Volunteers at the St. Alphonsus Food Pantry made up 475 Thanksgiving baskets and had planned to make up 300 Christmas baskets. When Norton heard, however, of another Auburn food pantry that would not be able to make Christmas baskets for its clients, she agreed to take up the slack.
“One pantry that did Thanksgiving baskets just can’t do Christmas baskets,” she explained. “We’re just doing the best we can and we’re all working together.”
Norton has worked at the food pantry for more than 20 years but said she’s never seen as much need in the community as there is this year.
“It’s a desperate situation but it’s a desperate time, let’s face it. People are getting laid off, people are getting their hours cut. Unfortunately unemployment doesn’t cut it,” she said.
The poor economy and job market have brought more than a few new faces to her door, she said, sharing the story of one such family. The husband was laid off from his job around the same time his wife’s hours at her own job were cut, drastically decreasing the couple’s income. Many of the St.
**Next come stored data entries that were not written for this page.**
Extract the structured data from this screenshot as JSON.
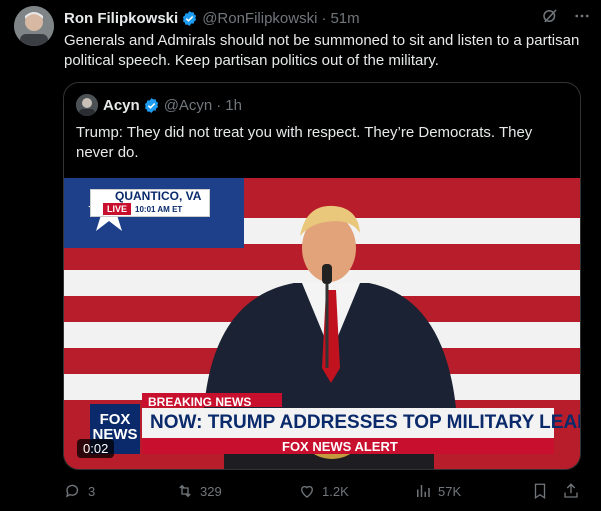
{
  "tweet": {
    "author_name": "Ron Filipkowski",
    "handle": "@RonFilipkowski",
    "time": "51m",
    "text": "Generals and Admirals should not be summoned to sit and listen to a partisan political speech. Keep partisan politics out of the military."
  },
  "quote": {
    "author_name": "Acyn",
    "handle": "@Acyn",
    "time": "1h",
    "text": "Trump: They did not treat you with respect. They’re Democrats. They never do."
  },
  "video": {
    "location": "QUANTICO, VA",
    "live_label": "LIVE",
    "clock": "10:01 AM ET",
    "breaking_label": "BREAKING NEWS",
    "headline": "NOW: TRUMP ADDRESSES TOP MILITARY LEADERS",
    "network_logo": "FOX NEWS",
    "alert_label": "FOX NEWS ALERT",
    "duration": "0:02"
  },
  "actions": {
    "replies": "3",
    "reposts": "329",
    "likes": "1.2K",
    "views": "57K"
  },
  "colors": {
    "background": "#000000",
    "text": "#e7e9ea",
    "muted": "#71767b",
    "verified": "#1d9bf0",
    "border": "#2f3336",
    "fox_red": "#c8102e",
    "fox_blue": "#0a2a6b"
  }
}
Alphonsus Food Pantry’s clients have jobs, she said, but they can’t stretch their paychecks far enough to be able to afford to pay their bills and still purchase food.
The food pantry accommodates these people and others in need in Auburn by opening its doors from 9 until 11:30 a.m. every Monday through Saturday. It’s located in two bays — outfitted with freezers, refrigerators and shelving — of the garage across from St. Alphonsus Church, located at 85 E. Genesee St.
“We’re open six days a week. It’s convenient for (the working poor) to come in on Saturday,” Norton said.
The majority of the St. Alphonsus Food Pantry’s inventory is supplied by Food Bank of Central New York, supplemented by food donated by local individuals, clubs and organizations, which often hold food drives to support the pantry. The local grocery stores also keep the food pantry in mind and frequently call if they have food they can’t sell but that is still good, such as day-old bread or food that’s getting close to its sell-by date, she said. Norton takes advantage of sales at area grocery stores to stock up on items the pantry is low on or that people don’t frequently donate. She purchases this food using money the food pantry has received through gifts and grants from local agencies and organizations.
One of these annual grants is a Hunger Relief Grant, which is distributed by Catholic Charities of the Diocese of Rochester and funded in part by proceeds from the Catholic Courier/Catholic Charities Christmas Appeal. Last year 609 people donated to the 2010-11 Christmas Appeal, raising a total of $40,913. The goal of this year’s appeal is $50,000, and the appeal runs through February.